Keywords:Hybrid ER、脳梗塞

【はじめに】A病院は独立型高度救命救急センターであり、初療看護師はプレホスピタルや初療室での初期治療対応だけでなく、手術や血管内治療など多岐にわたる看護業務を担っている。そのため、搬入から治療まで一貫した看護を実践できることが特徴である。急性期脳梗塞に対する従来までの治療の流れは、A病院と隣接するB病院に脳梗塞患者が搬送され、血管内治療が必要となった場合、A病院の血管撮影室へ移動し治療を行う診療体制であった。しかし、搬入から治療開始までに時間を要する為、2019年3月より脳卒中を疑う全症例をA病院で受け入れる診療体制へ変更となった。急性期脳梗塞では、機能的予後改善のためにもより迅速な治療介入が望まれる。そこで、早期診断を行うため、自走式CTと血管撮影装置を備えた救急初療室であるHybrid Emergency Room(以下、Hybrid ER)で初期診療を行った。今回、脳卒中プロトコール導入後の搬入から治療までの時間経過をまとめたので報告する。
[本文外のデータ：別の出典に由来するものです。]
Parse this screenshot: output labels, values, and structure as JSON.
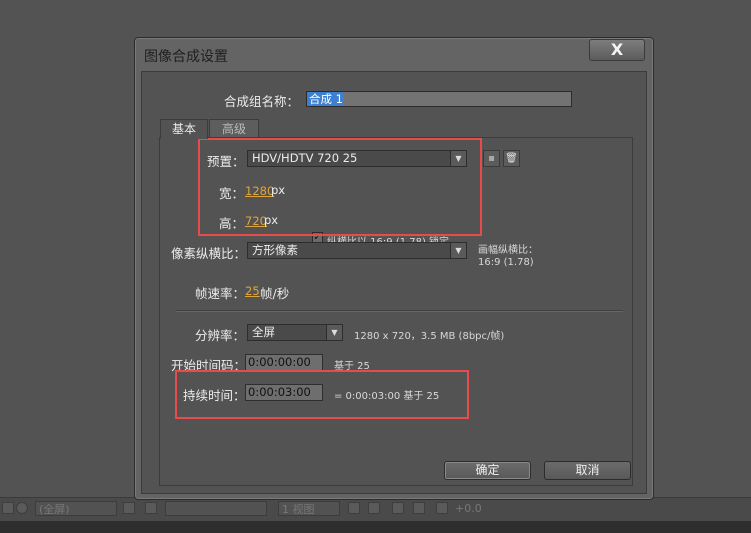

【目的】脳卒中プロトコール導入後の搬入から治療に至るまでの時間経過と各目標時間を比較・検討し、急性期脳梗塞治療の質の向上に繋げる。
【方法】各目標時間をDoor to CT<10分、Door to Needle<30分、Door to Puncture<60分と設定した。整備のソフト面では、アクションカードの作成及び多職種への周知と専門医による講習会を行った。ハード面では、多職種と協働して、物品配置や血管内治療で用いるカテーテル物品のセット化を行った。2019年3月~2020年2月の期間で、急性期脳梗塞患者に対して血管内治療を施行した15症例を対象とし、院内発症や転院症例については対象外とした。
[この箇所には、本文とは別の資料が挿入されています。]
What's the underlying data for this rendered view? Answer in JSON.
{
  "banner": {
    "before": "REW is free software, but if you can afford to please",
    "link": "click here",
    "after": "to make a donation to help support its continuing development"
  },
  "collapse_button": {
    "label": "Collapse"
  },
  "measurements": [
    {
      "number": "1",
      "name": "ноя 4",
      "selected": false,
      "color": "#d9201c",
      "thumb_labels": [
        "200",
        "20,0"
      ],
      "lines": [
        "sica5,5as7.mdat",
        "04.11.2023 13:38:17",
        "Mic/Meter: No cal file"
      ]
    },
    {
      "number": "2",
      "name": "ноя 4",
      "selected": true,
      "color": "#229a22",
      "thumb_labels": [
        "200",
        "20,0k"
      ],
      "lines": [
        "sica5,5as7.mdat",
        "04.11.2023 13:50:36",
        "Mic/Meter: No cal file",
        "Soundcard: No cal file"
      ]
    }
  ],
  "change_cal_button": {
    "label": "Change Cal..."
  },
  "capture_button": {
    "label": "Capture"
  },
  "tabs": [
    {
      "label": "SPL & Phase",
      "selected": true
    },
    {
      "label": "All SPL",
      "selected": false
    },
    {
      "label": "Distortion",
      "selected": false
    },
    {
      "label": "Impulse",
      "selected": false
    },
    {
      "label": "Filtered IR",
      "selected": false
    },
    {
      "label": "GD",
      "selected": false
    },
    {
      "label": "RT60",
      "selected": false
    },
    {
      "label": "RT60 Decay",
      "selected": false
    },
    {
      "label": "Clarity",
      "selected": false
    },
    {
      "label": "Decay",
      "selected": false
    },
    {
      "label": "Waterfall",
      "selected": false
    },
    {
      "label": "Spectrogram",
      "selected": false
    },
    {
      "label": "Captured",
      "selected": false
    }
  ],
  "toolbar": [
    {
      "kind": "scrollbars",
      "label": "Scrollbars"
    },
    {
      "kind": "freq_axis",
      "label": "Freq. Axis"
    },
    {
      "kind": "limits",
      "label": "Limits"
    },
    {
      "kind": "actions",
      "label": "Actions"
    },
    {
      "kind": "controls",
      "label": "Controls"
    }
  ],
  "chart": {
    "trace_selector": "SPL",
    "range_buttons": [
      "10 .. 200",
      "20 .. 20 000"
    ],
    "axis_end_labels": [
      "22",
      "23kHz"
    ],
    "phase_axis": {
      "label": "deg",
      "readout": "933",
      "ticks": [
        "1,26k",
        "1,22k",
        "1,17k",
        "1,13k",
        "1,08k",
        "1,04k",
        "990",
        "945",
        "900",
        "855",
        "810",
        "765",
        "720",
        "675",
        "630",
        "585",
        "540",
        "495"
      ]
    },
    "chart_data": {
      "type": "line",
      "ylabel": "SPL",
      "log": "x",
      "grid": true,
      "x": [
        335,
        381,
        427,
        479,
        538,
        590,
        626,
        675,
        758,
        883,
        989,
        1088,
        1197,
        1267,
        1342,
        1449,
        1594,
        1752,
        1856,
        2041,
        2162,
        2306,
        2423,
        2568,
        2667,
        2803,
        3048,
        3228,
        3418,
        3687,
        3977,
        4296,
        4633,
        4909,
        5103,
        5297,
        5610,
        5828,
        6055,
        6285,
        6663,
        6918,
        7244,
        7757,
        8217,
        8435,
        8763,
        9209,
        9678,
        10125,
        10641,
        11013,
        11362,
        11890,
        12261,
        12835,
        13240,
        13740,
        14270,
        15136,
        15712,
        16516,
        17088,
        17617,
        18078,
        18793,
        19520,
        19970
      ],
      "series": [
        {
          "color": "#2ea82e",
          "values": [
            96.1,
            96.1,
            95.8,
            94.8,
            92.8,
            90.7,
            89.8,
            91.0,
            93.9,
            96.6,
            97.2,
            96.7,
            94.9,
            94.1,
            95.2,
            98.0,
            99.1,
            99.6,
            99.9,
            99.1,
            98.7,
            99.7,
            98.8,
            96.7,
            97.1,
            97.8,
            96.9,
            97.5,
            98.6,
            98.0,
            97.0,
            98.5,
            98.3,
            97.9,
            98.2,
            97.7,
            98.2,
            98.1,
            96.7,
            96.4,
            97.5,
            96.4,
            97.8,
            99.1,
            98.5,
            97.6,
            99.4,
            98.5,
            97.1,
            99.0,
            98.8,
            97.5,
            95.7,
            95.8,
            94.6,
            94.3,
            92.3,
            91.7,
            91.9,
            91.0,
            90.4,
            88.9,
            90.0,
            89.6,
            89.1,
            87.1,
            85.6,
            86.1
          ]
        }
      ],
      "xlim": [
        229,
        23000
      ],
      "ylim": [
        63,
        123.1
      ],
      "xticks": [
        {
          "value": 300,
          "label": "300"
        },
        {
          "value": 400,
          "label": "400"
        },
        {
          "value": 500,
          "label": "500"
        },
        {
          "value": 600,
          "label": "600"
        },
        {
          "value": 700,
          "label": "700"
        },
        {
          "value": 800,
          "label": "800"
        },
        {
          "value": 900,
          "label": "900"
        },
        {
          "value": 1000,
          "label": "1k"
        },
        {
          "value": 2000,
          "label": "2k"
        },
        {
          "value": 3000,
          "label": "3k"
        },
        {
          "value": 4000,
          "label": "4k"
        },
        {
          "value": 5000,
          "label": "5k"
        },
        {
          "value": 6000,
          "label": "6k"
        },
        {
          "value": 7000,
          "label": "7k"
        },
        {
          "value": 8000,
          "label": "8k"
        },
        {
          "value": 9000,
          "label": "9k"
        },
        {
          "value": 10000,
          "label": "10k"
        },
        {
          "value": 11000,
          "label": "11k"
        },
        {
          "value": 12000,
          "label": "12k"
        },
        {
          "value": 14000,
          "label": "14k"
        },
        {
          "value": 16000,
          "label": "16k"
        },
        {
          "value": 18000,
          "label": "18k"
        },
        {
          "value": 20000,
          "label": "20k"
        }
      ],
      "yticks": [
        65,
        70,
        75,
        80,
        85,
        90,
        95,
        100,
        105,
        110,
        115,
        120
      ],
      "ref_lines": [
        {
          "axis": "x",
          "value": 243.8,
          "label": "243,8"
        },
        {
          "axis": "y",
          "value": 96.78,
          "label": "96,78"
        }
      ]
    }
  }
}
【倫理的配慮】A病院の倫理審査を受け承諾を得た。本研究記録は、個人が特定されるようなデータは含まないように配慮した。
【結果】搬入から検査及び治療開始までの各平均時間は、Door to CT:8±2.6分(中央値9分)、Door to Needle:37.9±9.2分(中央値38.5分)、Door to Puncture:56.8±17.2分(中央値52分)であった。各目標時間の達成率は、Door to CT:86.6%、Door to Needle:28.5%、Door to Puncture:73.3%であった。
【考察】Door to CT/ Punctureでは、70%以上の症例で目標時間を上回ることができた。目標時間の達成に至った要因として、大きく二つ考えられる。一つ目は、Hybrid ERシステムの最大の利点である搬入から早期診断に至るまでの迅速性を急性期脳梗塞における診断に応用したことである。早期診断により、その後の治療方針決定や治療準備が円滑に進行し、延いては治療開始までの時間短縮に大きく関与したと考える。二つ目は、ソフト・ハード面を整備したことである。ソフト面では、アクションカードの作成により多職種が共通認識を持ち、診療の流れや役割行動を明確化することができた。また、専門医による講習会や症例の積み重ねが、スタッフの意識や行動変容に寄与した可能性がある。ハード面では、Hybrid ERと血管撮影室内の動線を考慮した物品配置により、無駄のない効率的な診療に繋がったと考える。一方で、Door to Needleについては目標時間の達成に至っていない。今後、多職種でのシミュレーション研修やカンファレンスを通じて、問題点を明らかにする必要がある。更なるチーム連携と体制整備の強化を図り、多職種と協働してより質の高い医療を提供することが今後の課題である。